Een van de oudste dorpen van het Gooi
Het dorp Laren wordt gezien als één van de oudste dorpen van het Gooi. De oudste resten van bewoning dateren uit de periode 300.000-35.000 voor Christus. Hier weten wij echter niet veel van. Toen in 1840 werd begonnen met archeologisch onderzoek, bleken er aanwijzingen te zijn voor een veel recentere bewoning. Er bleken op de heide (aan beide kanten van de weg tussen Hilversum en Laren) grafheuvels uit ongeveer 1500 voor Christus te liggen. In deze graven werden aarden bekers in de vorm van een klok gevonden. Deze cultuur werd daarom ook wel de ‘klokbekercultuur’ genoemd. Rond 400 na Christus vestigden zich nieuwe bewoners in het gebied: boeren. Zij trokken naar het lager gelegen deel: de Brink.
Vee
Hoewel de Brink tegenwoordig het centrum van het dorp is, was het vroeger een plek aan de rand van het dorp. Hier lag de Coeswaerde (afgeleid van ‘koewade’). Dit was een waterplaats waar koeien en schapen uit kwamen drinken, wanneer zij terugkwamen vanaf de heide. Op de plek van de Coeswaerde ligt nu de vijver. De Brink diende in vroege tijden waarschijnlijk als vergader- en verzamelplaats. Hier kwamen de bewoners bijeen om te overleggen over zaken die de gemeenschap aangingen en hier dreven zij het vee naar toe als zij werden bedreigd door rovers.
‘Frankische driehoek’
Nog veel meer dorpen in Nederland zijn ontstaan rondom een brink. Op de brink plantte men bomen om te gebruiken als bouwmateriaal. Men ging er altijd vanuit dat de brinken een typisch middeleeuws verschijnsel waren. Daarom werd een brink ook wel een ‘Frankische driehoek’ genoemd: naar een volk dat in de Middeleeuwen in de zuidelijke Nederlanden woonde. Dit blijkt echter een mythe te zijn. In Laren zijn er naast de centrale Brink nog twee andere brinken. Eén daarvan, de kleine Brink, bevindt zich aan de Sint Janstraat, de andere is gelegen aan de Torenlaan.
Ontmoetingsplaats
Tegenwoordig is de Brink als hart van het dorp Laren nog steeds een ontmoetingsplaats.
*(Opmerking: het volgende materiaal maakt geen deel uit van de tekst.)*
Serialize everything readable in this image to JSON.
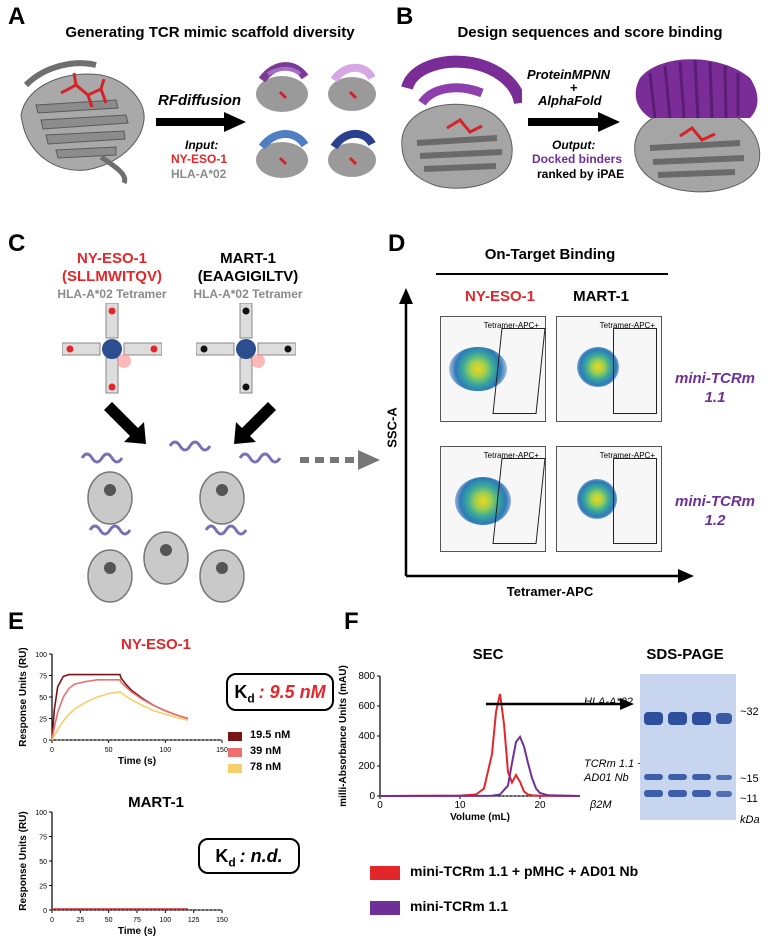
{
  "panels": {
    "a": {
      "letter": "A",
      "title": "Generating TCR mimic scaffold diversity",
      "method": "RFdiffusion",
      "input_label": "Input:",
      "input_peptide": "NY-ESO-1",
      "input_hla": "HLA-A*02"
    },
    "b": {
      "letter": "B",
      "title": "Design sequences and score binding",
      "tool1": "ProteinMPNN",
      "plus": "+",
      "tool2": "AlphaFold",
      "output_label": "Output:",
      "output_binders": "Docked binders",
      "output_rank": "ranked by iPAE"
    },
    "c": {
      "letter": "C",
      "nyeso_name": "NY-ESO-1",
      "nyeso_seq": "(SLLMWITQV)",
      "nyeso_tet": "HLA-A*02 Tetramer",
      "mart_name": "MART-1",
      "mart_seq": "(EAAGIGILTV)",
      "mart_tet": "HLA-A*02 Tetramer"
    },
    "d": {
      "letter": "D",
      "title": "On-Target Binding",
      "col1": "NY-ESO-1",
      "col2": "MART-1",
      "row1_a": "mini-TCRm",
      "row1_b": "1.1",
      "row2_a": "mini-TCRm",
      "row2_b": "1.2",
      "gate_label": "Tetramer-APC+",
      "ylabel": "SSC-A",
      "xlabel": "Tetramer-APC"
    },
    "e": {
      "letter": "E",
      "title1": "NY-ESO-1",
      "title2": "MART-1",
      "kd_sym": "K",
      "kd_sub": "d",
      "kd1_value": ": 9.5 nM",
      "kd2_value": ": n.d."
    },
    "f": {
      "letter": "F",
      "sec_title": "SEC",
      "gel_title": "SDS-PAGE",
      "gel_hla": "HLA-A*02",
      "gel_tcrm_1": "TCRm 1.1 +",
      "gel_tcrm_2": "AD01 Nb",
      "gel_b2m": "β2M",
      "mw_32": "~32",
      "mw_15": "~15",
      "mw_11": "~11",
      "mw_unit": "kDa"
    }
  },
  "colors": {
    "red": "#e3262a",
    "purple": "#6f2f98",
    "gray": "#8a8a8a",
    "dark_red": "#7a1416",
    "salmon": "#ec6e6e",
    "yellow": "#f7cf6a",
    "gel_blue": "#c7d6ee",
    "band": "#2d4f9c"
  },
  "chart_data": [
    {
      "type": "line",
      "title": "NY-ESO-1",
      "xlabel": "Time (s)",
      "ylabel": "Response Units (RU)",
      "xlim": [
        0,
        150
      ],
      "ylim": [
        0,
        100
      ],
      "xticks": [
        0,
        50,
        100,
        150
      ],
      "yticks": [
        0,
        25,
        50,
        75,
        100
      ],
      "series": [
        {
          "name": "19.5 nM",
          "color": "#7a1416",
          "x": [
            0,
            2,
            5,
            10,
            15,
            20,
            30,
            40,
            50,
            60,
            61,
            65,
            70,
            80,
            90,
            100,
            110,
            120
          ],
          "y": [
            0,
            35,
            62,
            74,
            76,
            76,
            76,
            76,
            76,
            76,
            72,
            65,
            58,
            48,
            40,
            34,
            29,
            25
          ]
        },
        {
          "name": "39 nM",
          "color": "#ec6e6e",
          "x": [
            0,
            2,
            5,
            10,
            15,
            20,
            30,
            40,
            50,
            60,
            61,
            65,
            70,
            80,
            90,
            100,
            110,
            120
          ],
          "y": [
            0,
            15,
            32,
            50,
            60,
            65,
            68,
            70,
            70,
            70,
            67,
            62,
            56,
            47,
            40,
            34,
            29,
            25
          ]
        },
        {
          "name": "78 nM",
          "color": "#f7cf6a",
          "x": [
            0,
            2,
            5,
            10,
            15,
            20,
            30,
            40,
            50,
            60,
            61,
            65,
            70,
            80,
            90,
            100,
            110,
            120
          ],
          "y": [
            0,
            5,
            12,
            22,
            30,
            36,
            44,
            50,
            54,
            56,
            55,
            51,
            47,
            40,
            34,
            30,
            26,
            23
          ]
        }
      ]
    },
    {
      "type": "line",
      "title": "MART-1",
      "xlabel": "Time (s)",
      "ylabel": "Response Units (RU)",
      "xlim": [
        0,
        150
      ],
      "ylim": [
        0,
        100
      ],
      "xticks": [
        0,
        25,
        50,
        75,
        100,
        125,
        150
      ],
      "yticks": [
        0,
        25,
        50,
        75,
        100
      ],
      "series": [
        {
          "name": "mini-TCRm",
          "color": "#e3262a",
          "x": [
            0,
            120
          ],
          "y": [
            1,
            1
          ]
        }
      ]
    },
    {
      "type": "line",
      "title": "SEC",
      "xlabel": "Volume (mL)",
      "ylabel": "milli-Absorbance Units (mAU)",
      "xlim": [
        0,
        25
      ],
      "ylim": [
        0,
        800
      ],
      "xticks": [
        0,
        10,
        20
      ],
      "yticks": [
        0,
        200,
        400,
        600,
        800
      ],
      "series": [
        {
          "name": "mini-TCRm 1.1 + pMHC + AD01 Nb",
          "color": "#e3262a",
          "x": [
            0,
            10,
            12,
            13,
            14,
            14.5,
            15,
            15.5,
            16,
            16.5,
            17,
            17.5,
            18,
            18.5,
            19,
            20,
            25
          ],
          "y": [
            0,
            3,
            10,
            50,
            280,
            560,
            680,
            480,
            160,
            90,
            140,
            95,
            30,
            10,
            4,
            2,
            0
          ]
        },
        {
          "name": "mini-TCRm 1.1",
          "color": "#6f2f98",
          "x": [
            0,
            14,
            15,
            16,
            16.5,
            17,
            17.5,
            18,
            18.5,
            19,
            19.5,
            20,
            21,
            25
          ],
          "y": [
            0,
            2,
            10,
            70,
            220,
            360,
            395,
            330,
            220,
            120,
            50,
            20,
            5,
            0
          ]
        }
      ]
    }
  ],
  "legend_e": [
    "19.5 nM",
    "39 nM",
    "78 nM"
  ]
}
Rondom het midden van het plein zijn boerderijen, winkels en restaurants gebouwd. Opvallend is de waterpomp, die in 1907 door beeldhouwer Eduard Jacobs vervaardigd werd. De pomp moest aan schoolgaande kinderen vers drinkwater bieden en was tegelijkertijd een herinnering aan kunstenaar Anton Mauve. Deze was bekend door zijn schilderijen van het Gooische landschap. Ook staat er een gedenkbankje uit 1912 voor dorpsonderwijzer Johan van Wulfen. Hij was belangrijk vanwege een door hem ontwikkelde leesmethode: 'Sprekende letterbeelden'. Tot slot staat er ook een oorlogsmonument ter nagedachtenis aan de slachtoffers van de Tweede Wereldoorlog.
Spoorlijn
In 1874 werd een spoorlijn gebouwd die Amsterdam met Hilversum verbond. Desondanks was het Gooi nog steeds niet optimaal bereikbaar. Dit was niet naar de zin van hoteleigenaar Jan Hamdorff; hij wilde zoveel mogelijk mensen naar Laren (en dus naar zijn hotel) trekken. Mede op zijn initiatief werd Laren op 15 april 1882 officieel ontsloten door de ontwikkeling van een stoomtramlijn tussen Amsterdam en Hilversum. Deze lijn, in de volksmond ook wel ‘Gooische Moordenaar’ genoemd vanwege het grote aantal verkeersongelukken, begon bij het Weesperpoortstation. In Laren stopte de tram bij de aan de Brink gelegen herberg De Vergulde Postwagen; even later zou deze omgebouwd worden tot Hotel Hamdorff. In 1906 werd de halte verplaatst naar even verderop; tegenwoordig heet dit de Stationsweg. De Gooische Stoomtram hield op met bestaan in 1939.
Kunstenaars
Door de verbeterde infrastructuur kwamen steeds meer mensen naar het Gooi. Onder hen waren veel kunstenaars. De eerste kunstenaar die Laren ontdekte, was de Haagse school-schilder Jozef Israëls. Hij kwam in 1874. Na hem kwamen ook Albert Neuhuys en Anton Mauve. De eerste werd erg bekend door zijn schilderijen van Larensche binnenhuizen, de laatste vooral door zijn Larensche landschappen. Sommige kunstenaars bleven maar een tijdje; dan verbleven zij in De Vergulde Postwagen/Hotel Hamdorff. Sommigen, zoals Neuhuys, kochten er een huis. Jan Hamdorff had Laren al op de kaart gezet door de ontwikkeling van de infrastructuur en nu zag hij in Laren ook een potentieel kunstenaarsdorp. Hij liet kunstenaars in zijn hotel exposeren en bood hen de gelegenheid tot samenkomst in het aangrenzende café Het Kroegje. Nog steeds staat Laren bekend als een artistiek dorp. Het Singermuseum, in 1956 opgericht door het Amerikaanse kunstverzamelaarsechtpaar Singer, vormt hier nu het hart van.